Le parlement irakien se réunit ce dimanche à Bagdad pour élire son président, préalable à la formation du prochain gouvernement. Un combat politique sur lequel plane l'influence iranienne, alors que Téhéran est dans le collimateur de Donald Trump.

Le parlement irakien se réunit à Bagdad pour élire le président et former le gouvernement.
Le parlement irakien se réunit à Bagdad pour élire le président et former le gouvernement. © AFP / SABAH ARAR

Sur les bords du Tigre, ce sont deux blocs qui s'affrontent pour le pouvoir. Pro-iraniens et nationalistes se disputent la présidence du parlement et la nomination du Premier ministre.

Dans ce bras fer, "les clivages communautaires sont chamboulés", analyse Houcham Daoud, chercheur au CNRS :

"Tout le camp irakien se trouve divisé. Une partie fait allégeance à l'Iran et contre toute attente, non seulement des Chiites, mais il y a aussi des Sunites pro-iraniens, des Krudes pro-iraniens, il y a ceux et celles qui, jusqu'à hier, étaient pro-américains, et qui deviennent pro-iraniens... De l'autre côté, on voit de plus en plus de gens qui disent qu'à travers l'alliance de l'Irak avec les États-Unis, on peut affirmer davantage la souveraineté identitaire irakienne."

Le nationalisme irakien reste vivace

L'Iran dispose de nombreux relais d'influence chez son voisin, comme la milice de la Mobilisation populaire, Hashd Al-Chaabi, un "allié de poids pour Téhéran dans l'appareil d'État irakien", poursuit Housham Daoud.
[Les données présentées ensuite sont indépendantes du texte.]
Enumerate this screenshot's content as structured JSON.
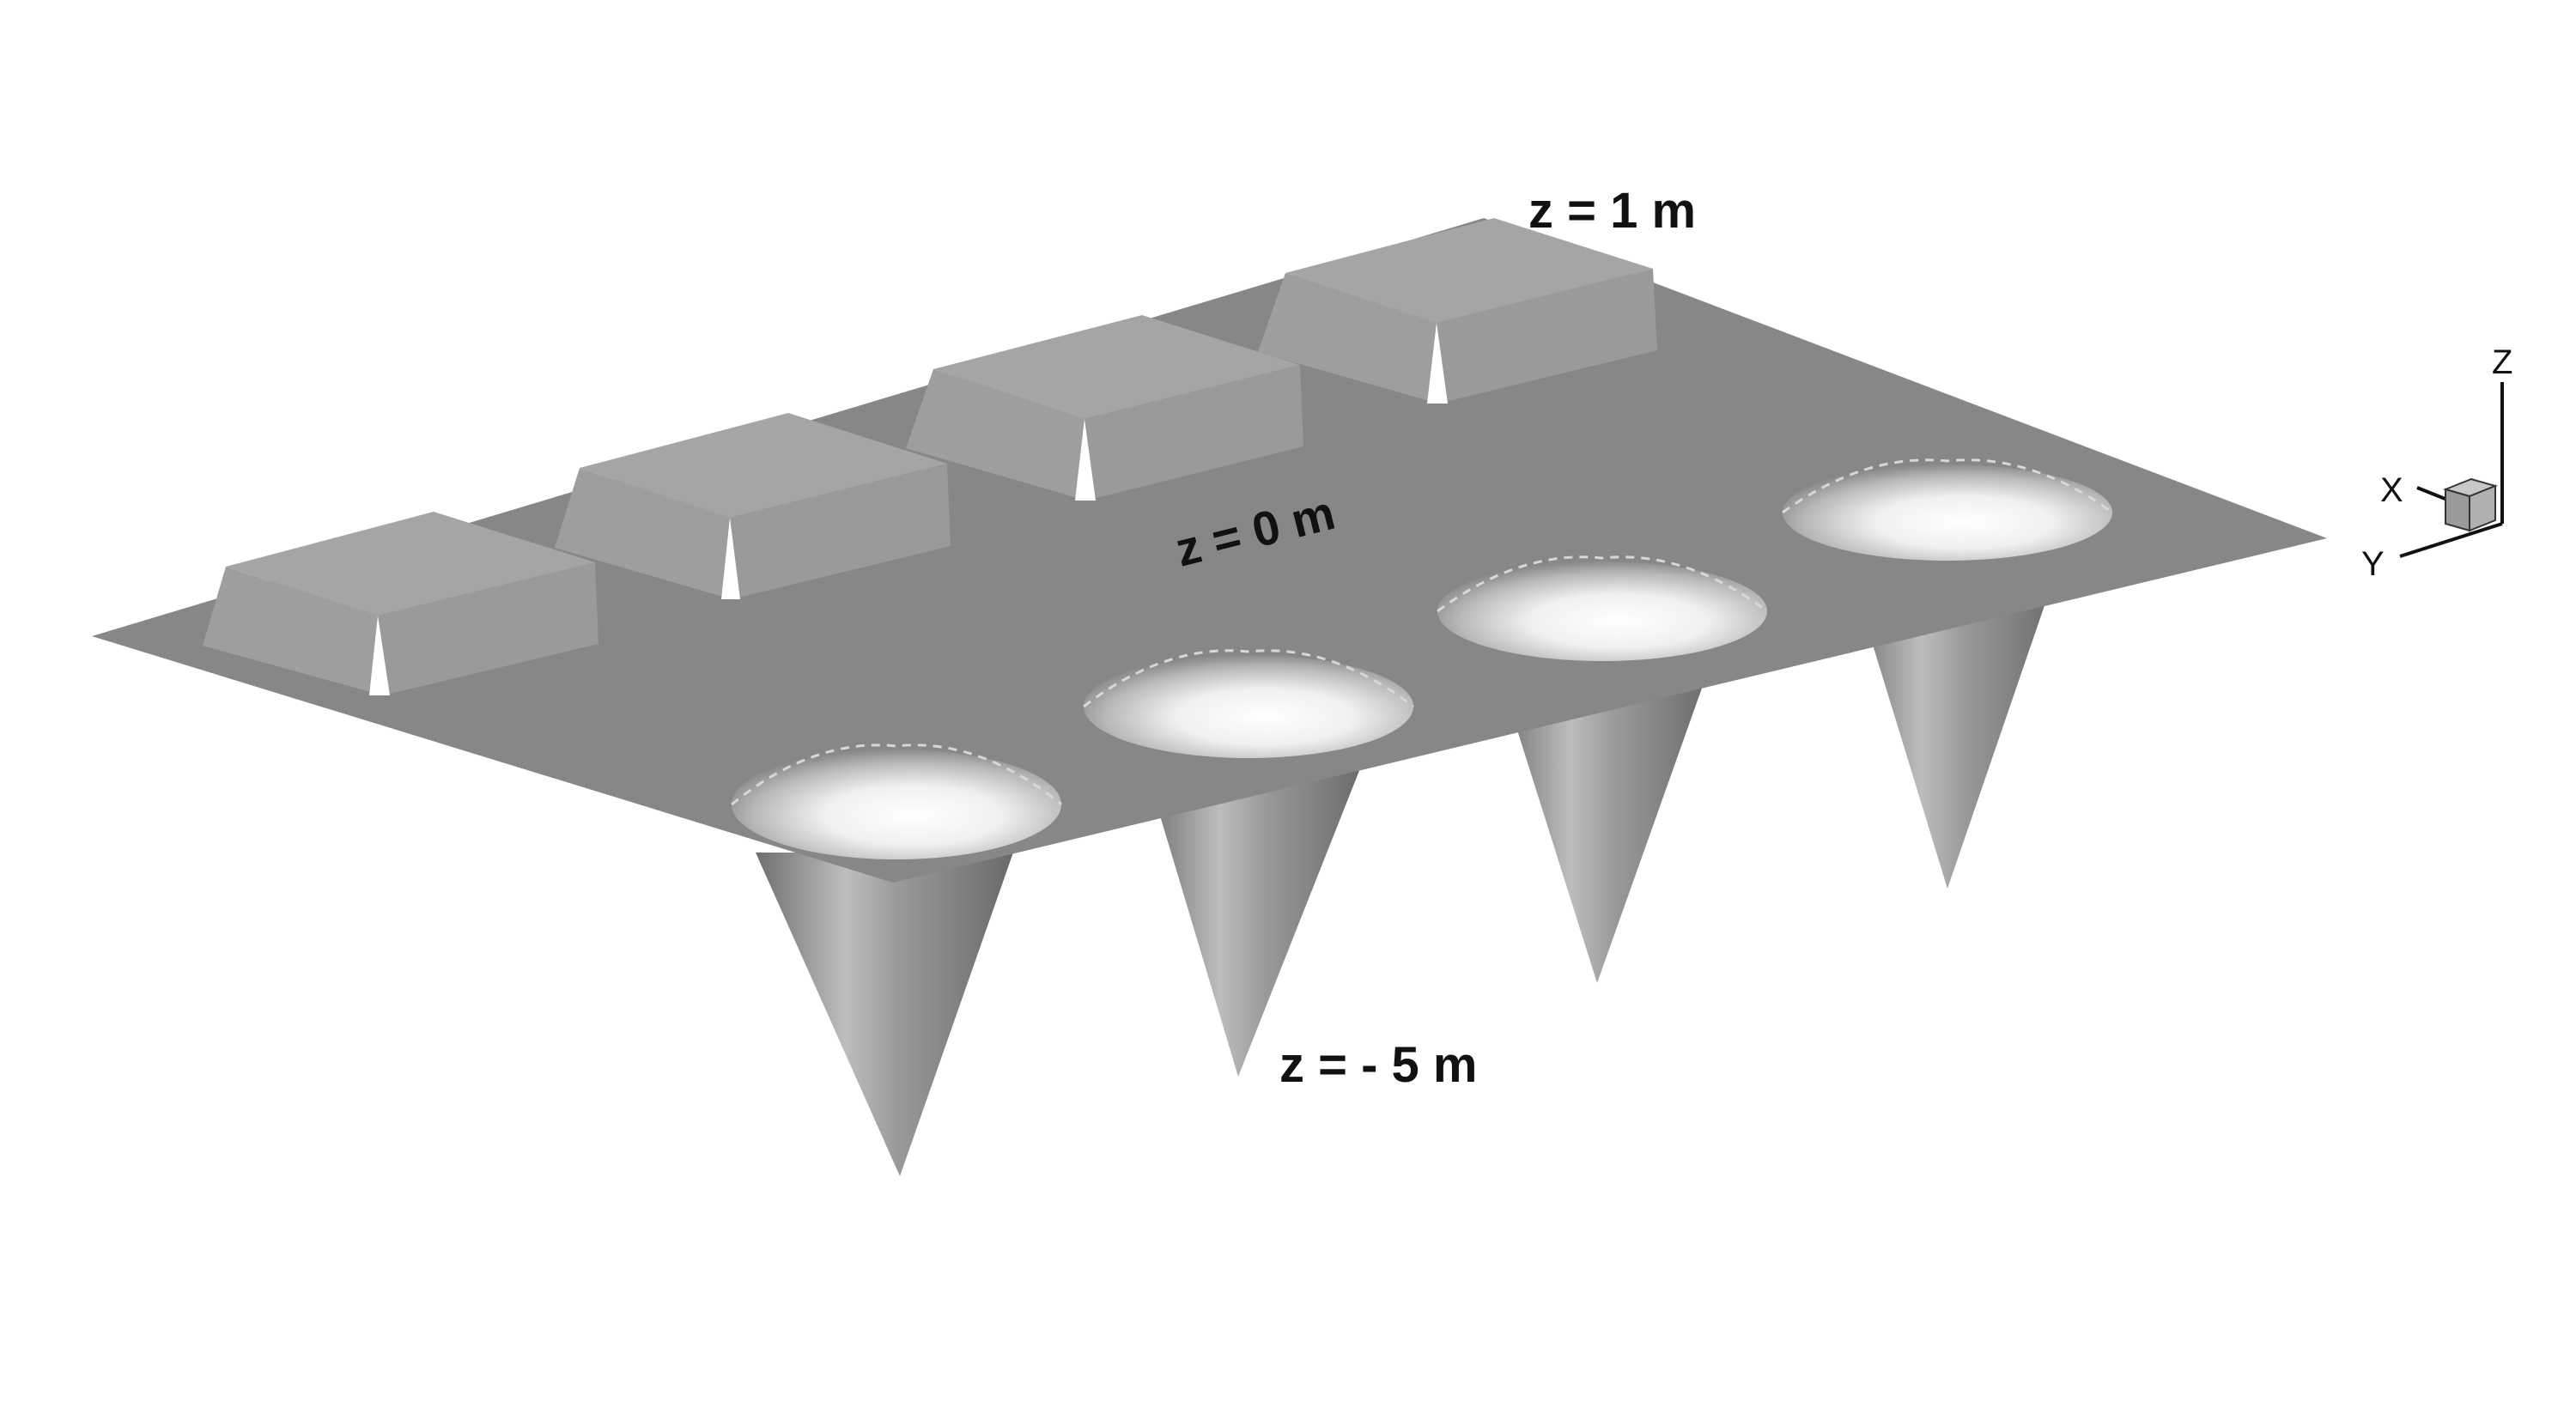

"Hashd Al-Chaabi a été officialisé, on le considère comme une force légale. Seulement, sur le terrain, le commandement est très fidèle à la ligne de milices chiites qui sont pro-iraniens."

Mais l'influence de Téhéran a aussi ses limites : l'incendie du consulat iranien de Bassora par des manifestants, il y a quelques jours, prouve que le nationalisme irakien reste toujours vivace, même en plein cœur du pays chiite.